Failure typeSymptomPossible causeNext step
Retrieval failureThe correct policy does not appear in the top-k resultsPoor chunking, keyword mismatch, unsuitable embeddingsAdjust chunking, use hybrid retrieval, query rewrite
Answer failureThe right material was retrieved, but the answer missed key conditionsWeak prompt constraints, unstable answer templateStrengthen output format, add must_contain checks
Citation failureThe answer conclusion does not match the cited passageCitation concatenation error, model improvisationAdd citation checks, require sentence-level grounding
Style failureThe facts are correct, but the answer does not fit the business styleFine-tuning data or examples are insufficientAdd more format examples or supervised data

Writing down failure samples clearly is more persuasive than only showing one successful screenshot.

Suggested version roadmap

VersionGoalDelivery focus
Basic versionRun the minimal closed loopCan input, process, and output, and keep one set of examples
Standard versionForm a presentable projectAdd configuration, logs, error handling, README, and screenshots
Challenge versionClose to portfolio qualityAdd evaluation, comparison experiments, failure analysis, and next-step roadmap

It is recommended to complete the basic version first.
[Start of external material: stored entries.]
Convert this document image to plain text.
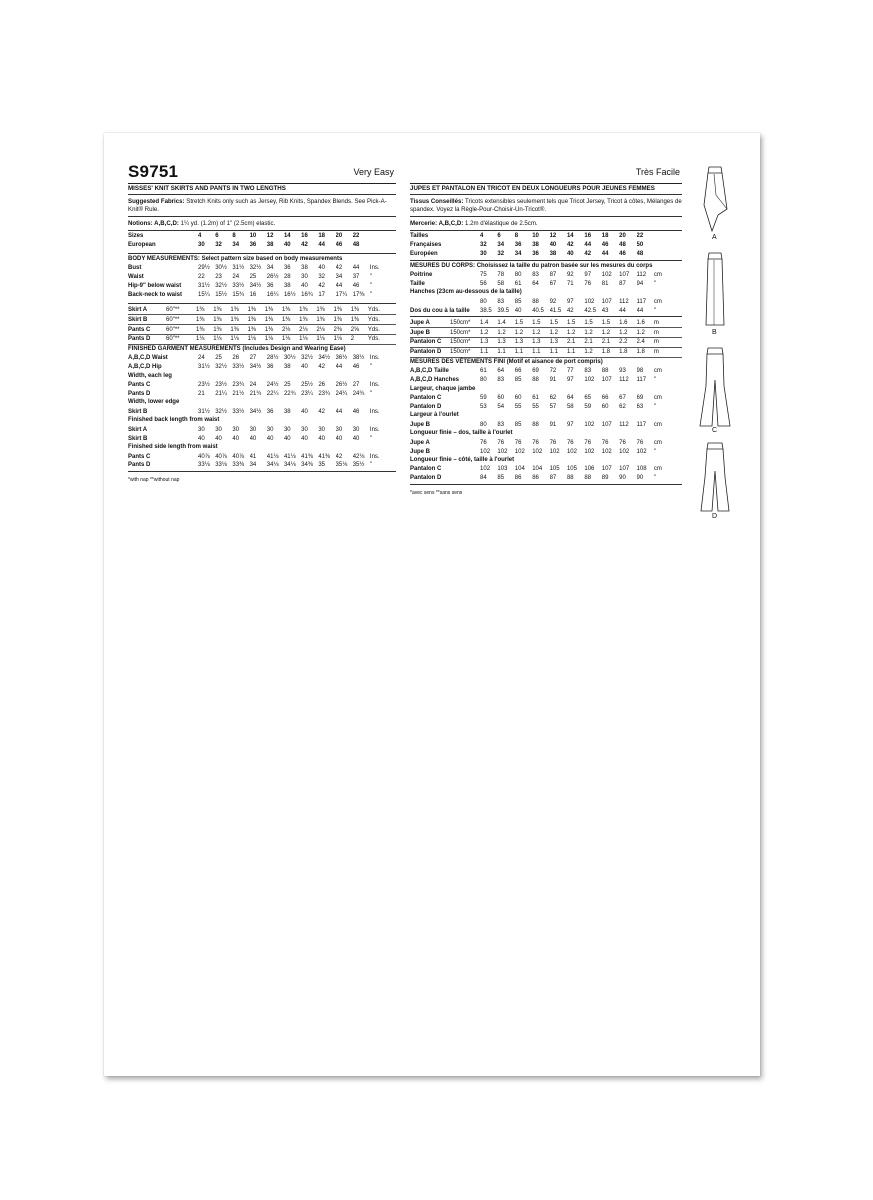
S9751	Very Easy
MISSES' KNIT SKIRTS AND PANTS IN TWO LENGTHS
Suggested Fabrics: Stretch Knits only such as Jersey, Rib Knits, Spandex Blends. See Pick-A-Knit® Rule.
Notions: A,B,C,D: 1¼ yd. (1.2m) of 1" (2.5cm) elastic.
Sizes	4	6	8	10	12	14	16	18	20	22	
European	30	32	34	36	38	40	42	44	46	48	
BODY MEASUREMENTS: Select pattern size based on body measurements
Bust	29½	30½	31½	32½	34	36	38	40	42	44	Ins.
Waist	22	23	24	25	26½	28	30	32	34	37	"
Hip-9" below waist	31½	32½	33½	34½	36	38	40	42	44	46	"
Back-neck to waist	15¼	15½	15¾	16	16¼	16½	16¾	17	17¼	17⅜	"
Skirt A	60"**	1⅜	1⅜	1⅜	1⅜	1⅜	1⅜	1⅜	1⅜	1⅜	1⅜	Yds.
Skirt B	60"**	1⅜	1⅜	1⅜	1⅜	1⅜	1⅜	1⅜	1⅜	1⅜	1⅜	Yds.
Pants C	60"**	1⅜	1⅜	1⅜	1⅜	1⅜	2⅛	2⅛	2⅛	2⅜	2⅝	Yds.
Pants D	60"**	1⅛	1⅛	1⅛	1⅛	1⅛	1⅛	1⅛	1⅛	1⅛	2	Yds.
FINISHED GARMENT MEASUREMENTS (Includes Design and Wearing Ease)
A,B,C,D Waist	24	25	26	27	28½	30½	32½	34½	36½	38½	Ins.
A,B,C,D Hip	31½	32½	33½	34½	36	38	40	42	44	46	"
Width, each leg
Pants C	23½	23½	23¾	24	24½	25	25½	26	26½	27	Ins.
Pants D	21	21¼	21½	21¾	22¼	22¾	23¼	23¾	24¼	24¾	"
Width, lower edge
Skirt B	31½	32½	33½	34½	36	38	40	42	44	46	Ins.
Finished back length from waist
Skirt A	30	30	30	30	30	30	30	30	30	30	Ins.
Skirt B	40	40	40	40	40	40	40	40	40	40	"
Finished side length from waist
Pants C	40⅞	40⅞	40⅞	41	41⅛	41⅛	41⅜	41⅜	42	42⅛	Ins.
Pants D	33⅛	33⅛	33⅜	34	34⅛	34⅛	34⅜	35	35⅛	35½	"
*with nap **without nap
Très Facile
JUPES ET PANTALON EN TRICOT EN DEUX LONGUEURS POUR JEUNES FEMMES
Tissus Conseillés: Tricots extensibles seulement tels que Tricot Jersey, Tricot à côtes, Mélanges de spandex. Voyez la Règle-Pour-Choisir-Un-Tricot®.
Mercerie: A,B,C,D: 1.2m d'élastique de 2.5cm.
Tailles	4	6	8	10	12	14	16	18	20	22	
Françaises	32	34	36	38	40	42	44	46	48	50	
Européen	30	32	34	36	38	40	42	44	46	48	
MESURES DU CORPS: Choisissez la taille du patron basée sur les mesures du corps
Poitrine	75	78	80	83	87	92	97	102	107	112	cm
Taille	56	58	61	64	67	71	76	81	87	94	"
Hanches (23cm au-dessous de la taille)
	80	83	85	88	92	97	102	107	112	117	cm
Dos du cou à la taille	38.5	39.5	40	40.5	41.5	42	42.5	43	44	44	"
Jupe A	150cm*	1.4	1.4	1.5	1.5	1.5	1.5	1.5	1.5	1.6	1.6	m
Jupe B	150cm*	1.2	1.2	1.2	1.2	1.2	1.2	1.2	1.2	1.2	1.2	m
Pantalon C	150cm*	1.3	1.3	1.3	1.3	1.3	2.1	2.1	2.1	2.2	2.4	m
Pantalon D	150cm*	1.1	1.1	1.1	1.1	1.1	1.1	1.2	1.8	1.8	1.8	m
MESURES DES VÊTEMENTS FINI (Motif et aisance de port compris)
A,B,C,D Taille	61	64	66	69	72	77	83	88	93	98	cm
A,B,C,D Hanches	80	83	85	88	91	97	102	107	112	117	"
Largeur, chaque jambe
Pantalon C	59	60	60	61	62	64	65	66	67	69	cm
Pantalon D	53	54	55	55	57	58	59	60	62	63	"
Largeur à l'ourlet
Jupe B	80	83	85	88	91	97	102	107	112	117	cm
Longueur finie – dos, taille à l'ourlet
Jupe A	76	76	76	76	76	76	76	76	76	76	cm
Jupe B	102	102	102	102	102	102	102	102	102	102	"
Longueur finie – côté, taille à l'ourlet
Pantalon C	102	103	104	104	105	105	106	107	107	108	cm
Pantalon D	84	85	86	86	87	88	88	89	90	90	"
*avec sens **sans sens
A
B
C
D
Do not try to make it too large at the beginning. With each version upgrade, write down in the README “what capability was added, how it was verified, and what problems remain.”

Exercises

  1. Add two more documents to the knowledge base and observe whether the retrieval results change.
  2. Design your own “domain answer style rules” to simulate the behavior of the fine-tuning layer.
  3. Think about this: if the system always retrieves the right documents but the answer format is always messy, should you prioritize improving RAG or fine-tuning?
  4. Explain in your own words: why do we say “RAG adds knowledge, fine-tuning adds behavior”?